Marcia Lindsay is CEO of Lindsay, Stone & Briggs, a marketing-communications agency based in Madison, Wis., that hosts the annual Brandworks University, held this year June 5-6. This year's topic: 'Why and how to harness the new niche marketing.'
Marcia Lindsay is CEO of Lindsay, Stone & Briggs, a marketing-communications agency based in Madison, Wis., that hosts the annual Brandworks University, held this year June 5-6. This year's topic: 'Why and how to harness the new niche marketing.'

Smaller targets, larger focus
Ten years ago, the medium was still the message. Eight years ago, we could still think of the 4P's -- product, pricing, place, promotion -- as essentially independent strategies. Five years ago, everyone started to buzz about customer-relationship marketing. About two years ago, we got really excited about digital-marketing tactics and started to apply them without any real strategic purpose. All this has changed.

So what's really new about the new niche marketing? It's realizing that while our targets have to narrow, our definition of marketing communications has to broaden. Today, everything communicates what a brand stands for, all the time.

It's like the old saying: If you are on the wrong train to begin with, every stop along the way is the wrong stop.

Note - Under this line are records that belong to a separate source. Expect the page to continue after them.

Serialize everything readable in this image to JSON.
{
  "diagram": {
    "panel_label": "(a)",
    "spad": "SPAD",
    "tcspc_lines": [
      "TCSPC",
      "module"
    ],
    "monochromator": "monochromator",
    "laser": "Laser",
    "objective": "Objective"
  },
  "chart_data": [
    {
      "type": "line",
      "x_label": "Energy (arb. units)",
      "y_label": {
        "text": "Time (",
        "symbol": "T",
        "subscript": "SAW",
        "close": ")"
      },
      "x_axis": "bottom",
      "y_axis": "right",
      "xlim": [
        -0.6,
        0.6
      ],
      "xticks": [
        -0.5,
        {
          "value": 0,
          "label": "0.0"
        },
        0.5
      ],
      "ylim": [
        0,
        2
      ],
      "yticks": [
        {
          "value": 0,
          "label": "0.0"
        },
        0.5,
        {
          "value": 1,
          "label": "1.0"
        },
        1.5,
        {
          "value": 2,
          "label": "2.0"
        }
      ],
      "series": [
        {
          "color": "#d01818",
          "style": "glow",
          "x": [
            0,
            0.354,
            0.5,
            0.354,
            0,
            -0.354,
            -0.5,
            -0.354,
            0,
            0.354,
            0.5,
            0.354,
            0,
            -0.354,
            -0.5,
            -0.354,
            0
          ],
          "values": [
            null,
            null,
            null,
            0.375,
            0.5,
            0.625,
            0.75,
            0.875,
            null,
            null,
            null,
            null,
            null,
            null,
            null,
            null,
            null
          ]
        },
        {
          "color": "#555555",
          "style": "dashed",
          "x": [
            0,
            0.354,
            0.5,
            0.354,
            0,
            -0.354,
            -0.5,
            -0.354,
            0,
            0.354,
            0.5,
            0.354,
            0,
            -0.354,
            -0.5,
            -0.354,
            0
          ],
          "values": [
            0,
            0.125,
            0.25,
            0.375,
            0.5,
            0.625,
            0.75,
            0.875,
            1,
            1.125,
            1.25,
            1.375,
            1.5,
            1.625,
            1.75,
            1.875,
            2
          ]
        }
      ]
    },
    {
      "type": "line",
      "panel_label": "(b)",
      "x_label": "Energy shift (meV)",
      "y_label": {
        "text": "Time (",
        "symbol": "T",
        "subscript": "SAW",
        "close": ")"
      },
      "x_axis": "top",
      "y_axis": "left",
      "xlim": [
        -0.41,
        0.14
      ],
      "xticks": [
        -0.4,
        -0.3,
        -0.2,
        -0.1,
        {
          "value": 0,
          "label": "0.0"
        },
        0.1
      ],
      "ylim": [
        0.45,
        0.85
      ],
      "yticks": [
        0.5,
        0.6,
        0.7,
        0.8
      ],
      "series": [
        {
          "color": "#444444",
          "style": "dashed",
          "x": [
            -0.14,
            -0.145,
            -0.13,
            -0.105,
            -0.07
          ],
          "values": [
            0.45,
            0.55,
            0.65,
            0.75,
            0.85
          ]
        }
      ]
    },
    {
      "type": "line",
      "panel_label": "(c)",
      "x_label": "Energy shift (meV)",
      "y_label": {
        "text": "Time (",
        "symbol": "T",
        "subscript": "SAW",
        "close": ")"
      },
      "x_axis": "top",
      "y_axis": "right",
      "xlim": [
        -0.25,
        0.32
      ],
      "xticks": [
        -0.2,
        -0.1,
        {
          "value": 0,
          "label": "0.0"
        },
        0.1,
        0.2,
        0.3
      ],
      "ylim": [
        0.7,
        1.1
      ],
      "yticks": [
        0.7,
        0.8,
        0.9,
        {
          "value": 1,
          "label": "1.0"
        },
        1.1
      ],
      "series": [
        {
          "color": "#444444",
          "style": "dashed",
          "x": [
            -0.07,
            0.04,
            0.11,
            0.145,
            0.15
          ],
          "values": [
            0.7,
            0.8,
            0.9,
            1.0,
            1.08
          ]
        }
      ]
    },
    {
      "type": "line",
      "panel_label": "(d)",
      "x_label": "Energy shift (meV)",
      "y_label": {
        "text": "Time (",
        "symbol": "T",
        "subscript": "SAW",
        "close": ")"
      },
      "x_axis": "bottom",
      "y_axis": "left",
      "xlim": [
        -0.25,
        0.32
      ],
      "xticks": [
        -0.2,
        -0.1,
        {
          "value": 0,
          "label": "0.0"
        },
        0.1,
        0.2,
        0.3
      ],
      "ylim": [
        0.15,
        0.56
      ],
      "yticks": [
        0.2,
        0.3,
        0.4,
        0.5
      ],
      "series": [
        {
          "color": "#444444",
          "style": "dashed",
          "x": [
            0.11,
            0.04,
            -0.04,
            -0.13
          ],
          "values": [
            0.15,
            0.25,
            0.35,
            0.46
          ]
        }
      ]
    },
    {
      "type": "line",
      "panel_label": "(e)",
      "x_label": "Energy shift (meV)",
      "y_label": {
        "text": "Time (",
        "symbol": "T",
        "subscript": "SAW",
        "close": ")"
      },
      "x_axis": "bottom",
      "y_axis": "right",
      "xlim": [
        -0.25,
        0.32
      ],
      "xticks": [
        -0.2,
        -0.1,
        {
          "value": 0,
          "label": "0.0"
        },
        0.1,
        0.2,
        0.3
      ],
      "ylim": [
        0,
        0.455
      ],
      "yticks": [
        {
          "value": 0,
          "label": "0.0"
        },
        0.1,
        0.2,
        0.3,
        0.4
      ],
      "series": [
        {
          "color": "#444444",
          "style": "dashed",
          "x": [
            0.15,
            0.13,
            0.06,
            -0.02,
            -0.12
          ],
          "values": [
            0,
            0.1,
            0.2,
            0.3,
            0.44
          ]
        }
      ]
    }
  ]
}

So how do you get on the right train? Ask the niche for directions.

Niching now

To harness the power of niche marketing to achieve your business objectives in the new economy, follow these principles:
  1. Position your brand as narrowly as is economically possible.
  2. Become the specialist that anticipates the needs of your target.
  3. Rapidly work with the target niche to co-innovate.
  4. Set as your goal such consumer centricity that the target niche will want to co-brand their identity with yours.
  5. Live by a higher standard of ethics.
  6. Embrace a business model and metrics that grow the most valuable assets of the new niched economy.
  7. Reap first-mover advantage by learning how to identify a niche of opportunity.
  8. Re-imagine your role as that of entrepreneurial founder of a special interest group.
  9. Forget push marketing; excel at pull marketing.
  10. Realize your brand is now "media" competing against all other media.